Resistance is common and should be addressed through data rather than mandate. Present the cost of maintaining the redundant tool (both direct licence cost and indirect overhead), demonstrate that the Microsoft alternative meets the functional requirements through a pilot, and establish a clear escalation path for teams that believe the Microsoft tool is genuinely insufficient. If a department can articulate specific capability gaps that justify the additional cost, accommodate them, but require formal justification with a documented business case. In our experience, 70 to 80% of resistance dissolves when teams actually test the Microsoft alternative, and the remaining 20 to 30% often identifies legitimate capability gaps that inform a hybrid approach.
Complete single-vendor consolidation maximises cost efficiency and operational simplicity but introduces concentration risk. If Microsoft experiences a major outage, every affected capability goes down simultaneously.

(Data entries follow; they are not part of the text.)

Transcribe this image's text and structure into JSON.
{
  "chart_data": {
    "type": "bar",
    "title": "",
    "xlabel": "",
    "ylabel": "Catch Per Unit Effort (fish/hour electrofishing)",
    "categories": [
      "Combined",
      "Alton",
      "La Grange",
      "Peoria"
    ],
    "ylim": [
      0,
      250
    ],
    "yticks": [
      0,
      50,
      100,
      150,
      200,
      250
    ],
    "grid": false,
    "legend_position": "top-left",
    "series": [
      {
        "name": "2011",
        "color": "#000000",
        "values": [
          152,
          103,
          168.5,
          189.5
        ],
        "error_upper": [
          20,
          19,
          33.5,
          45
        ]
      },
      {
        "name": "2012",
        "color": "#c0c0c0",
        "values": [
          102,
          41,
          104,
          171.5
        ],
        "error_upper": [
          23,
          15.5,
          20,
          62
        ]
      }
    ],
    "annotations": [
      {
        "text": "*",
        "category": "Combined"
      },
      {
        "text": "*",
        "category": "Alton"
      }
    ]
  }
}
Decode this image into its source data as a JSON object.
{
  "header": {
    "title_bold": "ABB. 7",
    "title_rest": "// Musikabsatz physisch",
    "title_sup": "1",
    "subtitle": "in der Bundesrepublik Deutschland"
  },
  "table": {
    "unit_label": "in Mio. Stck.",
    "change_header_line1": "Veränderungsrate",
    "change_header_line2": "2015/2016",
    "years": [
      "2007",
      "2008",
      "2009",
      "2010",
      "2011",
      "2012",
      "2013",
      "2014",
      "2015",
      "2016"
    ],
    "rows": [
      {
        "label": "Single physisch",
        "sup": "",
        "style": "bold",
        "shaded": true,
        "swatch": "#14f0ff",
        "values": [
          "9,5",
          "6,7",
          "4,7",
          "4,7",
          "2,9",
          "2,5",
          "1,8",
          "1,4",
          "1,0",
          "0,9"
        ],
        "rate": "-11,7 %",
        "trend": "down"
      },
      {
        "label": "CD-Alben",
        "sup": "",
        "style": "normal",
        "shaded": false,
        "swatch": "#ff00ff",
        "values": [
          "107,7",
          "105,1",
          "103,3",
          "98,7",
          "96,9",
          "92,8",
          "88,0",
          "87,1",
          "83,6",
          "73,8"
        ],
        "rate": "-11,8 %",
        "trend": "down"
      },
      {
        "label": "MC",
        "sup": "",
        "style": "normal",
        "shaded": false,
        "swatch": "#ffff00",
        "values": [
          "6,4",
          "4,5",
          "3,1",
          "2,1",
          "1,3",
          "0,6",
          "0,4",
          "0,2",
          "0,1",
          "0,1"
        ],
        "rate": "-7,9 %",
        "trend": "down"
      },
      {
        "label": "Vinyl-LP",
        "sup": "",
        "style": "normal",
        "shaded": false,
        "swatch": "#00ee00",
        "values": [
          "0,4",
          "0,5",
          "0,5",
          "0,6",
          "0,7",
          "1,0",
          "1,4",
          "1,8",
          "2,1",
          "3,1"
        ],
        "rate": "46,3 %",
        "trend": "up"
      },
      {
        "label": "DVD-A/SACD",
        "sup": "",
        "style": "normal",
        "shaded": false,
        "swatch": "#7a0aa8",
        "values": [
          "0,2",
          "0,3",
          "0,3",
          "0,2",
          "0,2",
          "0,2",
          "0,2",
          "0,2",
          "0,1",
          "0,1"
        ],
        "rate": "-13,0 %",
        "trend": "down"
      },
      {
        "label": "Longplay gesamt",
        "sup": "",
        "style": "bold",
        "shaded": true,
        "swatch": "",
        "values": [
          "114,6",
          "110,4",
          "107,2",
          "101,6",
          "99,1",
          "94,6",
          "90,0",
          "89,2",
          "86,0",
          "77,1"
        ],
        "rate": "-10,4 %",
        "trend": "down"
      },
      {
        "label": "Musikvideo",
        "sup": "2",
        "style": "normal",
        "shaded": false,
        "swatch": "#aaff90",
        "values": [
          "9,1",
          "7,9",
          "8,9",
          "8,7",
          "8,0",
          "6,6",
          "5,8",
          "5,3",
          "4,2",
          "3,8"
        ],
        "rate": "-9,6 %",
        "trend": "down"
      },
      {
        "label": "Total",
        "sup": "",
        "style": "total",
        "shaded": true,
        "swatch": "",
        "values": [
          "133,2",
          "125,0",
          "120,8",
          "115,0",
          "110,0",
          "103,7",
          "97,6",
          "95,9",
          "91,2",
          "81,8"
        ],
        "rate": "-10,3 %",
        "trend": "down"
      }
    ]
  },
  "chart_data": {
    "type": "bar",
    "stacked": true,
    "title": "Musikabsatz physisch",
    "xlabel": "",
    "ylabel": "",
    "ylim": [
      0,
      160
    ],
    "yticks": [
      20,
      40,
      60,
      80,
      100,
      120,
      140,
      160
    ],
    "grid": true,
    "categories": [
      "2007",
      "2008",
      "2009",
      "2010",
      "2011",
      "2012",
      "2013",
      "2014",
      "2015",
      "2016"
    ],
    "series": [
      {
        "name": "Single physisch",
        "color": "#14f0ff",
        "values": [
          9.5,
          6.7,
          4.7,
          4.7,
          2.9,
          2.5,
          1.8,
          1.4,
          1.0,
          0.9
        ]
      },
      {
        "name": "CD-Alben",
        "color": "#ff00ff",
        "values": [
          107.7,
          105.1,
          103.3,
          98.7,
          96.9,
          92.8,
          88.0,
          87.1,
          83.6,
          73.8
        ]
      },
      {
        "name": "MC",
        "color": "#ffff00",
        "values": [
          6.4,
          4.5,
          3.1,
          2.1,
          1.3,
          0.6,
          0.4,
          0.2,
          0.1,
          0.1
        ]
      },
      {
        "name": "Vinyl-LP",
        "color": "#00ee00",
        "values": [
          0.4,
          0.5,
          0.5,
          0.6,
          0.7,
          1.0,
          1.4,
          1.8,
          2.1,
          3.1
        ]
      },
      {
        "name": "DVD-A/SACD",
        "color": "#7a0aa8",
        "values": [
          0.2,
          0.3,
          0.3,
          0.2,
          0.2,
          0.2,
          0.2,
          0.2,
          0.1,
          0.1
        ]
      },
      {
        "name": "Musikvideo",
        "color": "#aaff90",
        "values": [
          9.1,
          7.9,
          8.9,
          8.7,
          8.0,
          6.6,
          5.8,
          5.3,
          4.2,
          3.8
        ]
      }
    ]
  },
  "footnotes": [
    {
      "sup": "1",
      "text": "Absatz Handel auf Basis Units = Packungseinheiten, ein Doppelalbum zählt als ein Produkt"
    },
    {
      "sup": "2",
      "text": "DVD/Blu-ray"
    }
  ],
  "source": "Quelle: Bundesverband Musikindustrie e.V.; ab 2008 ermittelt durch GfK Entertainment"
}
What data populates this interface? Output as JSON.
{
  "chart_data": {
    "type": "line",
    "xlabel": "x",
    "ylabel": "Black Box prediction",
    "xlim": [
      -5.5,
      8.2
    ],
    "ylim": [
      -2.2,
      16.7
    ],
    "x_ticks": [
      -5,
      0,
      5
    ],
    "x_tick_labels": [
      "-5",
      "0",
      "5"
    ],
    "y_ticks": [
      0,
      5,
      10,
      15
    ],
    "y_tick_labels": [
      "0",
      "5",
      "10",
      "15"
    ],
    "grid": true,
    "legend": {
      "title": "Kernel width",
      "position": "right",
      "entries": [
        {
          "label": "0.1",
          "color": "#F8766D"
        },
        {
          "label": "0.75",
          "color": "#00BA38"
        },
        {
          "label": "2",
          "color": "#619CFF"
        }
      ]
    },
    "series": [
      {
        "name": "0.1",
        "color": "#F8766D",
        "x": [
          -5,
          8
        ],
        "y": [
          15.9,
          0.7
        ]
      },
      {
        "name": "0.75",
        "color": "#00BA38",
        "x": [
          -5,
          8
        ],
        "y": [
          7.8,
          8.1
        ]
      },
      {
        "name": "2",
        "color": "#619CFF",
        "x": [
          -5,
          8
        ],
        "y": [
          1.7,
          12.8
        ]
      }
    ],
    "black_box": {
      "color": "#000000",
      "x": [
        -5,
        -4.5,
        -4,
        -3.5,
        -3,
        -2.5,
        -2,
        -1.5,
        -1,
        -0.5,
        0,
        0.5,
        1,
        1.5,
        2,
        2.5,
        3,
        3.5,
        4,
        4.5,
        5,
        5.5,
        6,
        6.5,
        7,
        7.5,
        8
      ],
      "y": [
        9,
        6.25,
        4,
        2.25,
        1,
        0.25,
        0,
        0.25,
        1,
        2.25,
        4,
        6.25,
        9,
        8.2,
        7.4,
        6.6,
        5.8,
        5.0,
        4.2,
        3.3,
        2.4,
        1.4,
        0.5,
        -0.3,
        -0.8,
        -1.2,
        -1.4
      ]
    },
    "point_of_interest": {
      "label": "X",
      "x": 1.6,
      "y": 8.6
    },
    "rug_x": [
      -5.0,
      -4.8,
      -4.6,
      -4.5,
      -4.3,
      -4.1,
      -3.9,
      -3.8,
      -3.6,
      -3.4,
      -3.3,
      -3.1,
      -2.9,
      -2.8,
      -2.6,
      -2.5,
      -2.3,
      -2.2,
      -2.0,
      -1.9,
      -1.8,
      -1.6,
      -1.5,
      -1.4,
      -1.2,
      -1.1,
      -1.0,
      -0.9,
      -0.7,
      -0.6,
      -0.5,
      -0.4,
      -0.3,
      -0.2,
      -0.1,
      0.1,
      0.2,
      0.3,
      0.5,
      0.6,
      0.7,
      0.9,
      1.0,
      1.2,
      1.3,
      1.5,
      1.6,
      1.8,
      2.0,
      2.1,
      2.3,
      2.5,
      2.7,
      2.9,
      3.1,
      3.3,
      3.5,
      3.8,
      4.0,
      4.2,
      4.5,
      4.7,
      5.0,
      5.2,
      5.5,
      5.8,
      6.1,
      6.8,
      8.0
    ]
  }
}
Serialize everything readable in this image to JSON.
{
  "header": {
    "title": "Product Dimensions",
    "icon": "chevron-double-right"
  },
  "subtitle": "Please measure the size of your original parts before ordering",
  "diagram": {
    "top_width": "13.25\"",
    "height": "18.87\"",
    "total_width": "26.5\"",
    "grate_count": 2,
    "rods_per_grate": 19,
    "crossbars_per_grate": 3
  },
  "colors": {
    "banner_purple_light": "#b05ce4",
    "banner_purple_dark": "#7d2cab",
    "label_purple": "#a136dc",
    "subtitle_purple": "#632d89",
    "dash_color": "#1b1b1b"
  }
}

Most enterprises are best served by a thoughtful hybrid: consolidate onto Microsoft where the capability is strong and the cost saving is clear (storage, conferencing, basic BI, email security), retain specialist third-party tools where they provide genuinely superior capability (advanced EDR, complex analytics, specialised identity federation), and maintain at least one critical function on a non-Microsoft platform as an operational resilience measure. The goal is not zero third-party tools. It is zero redundant tools where you are paying twice for the same outcome.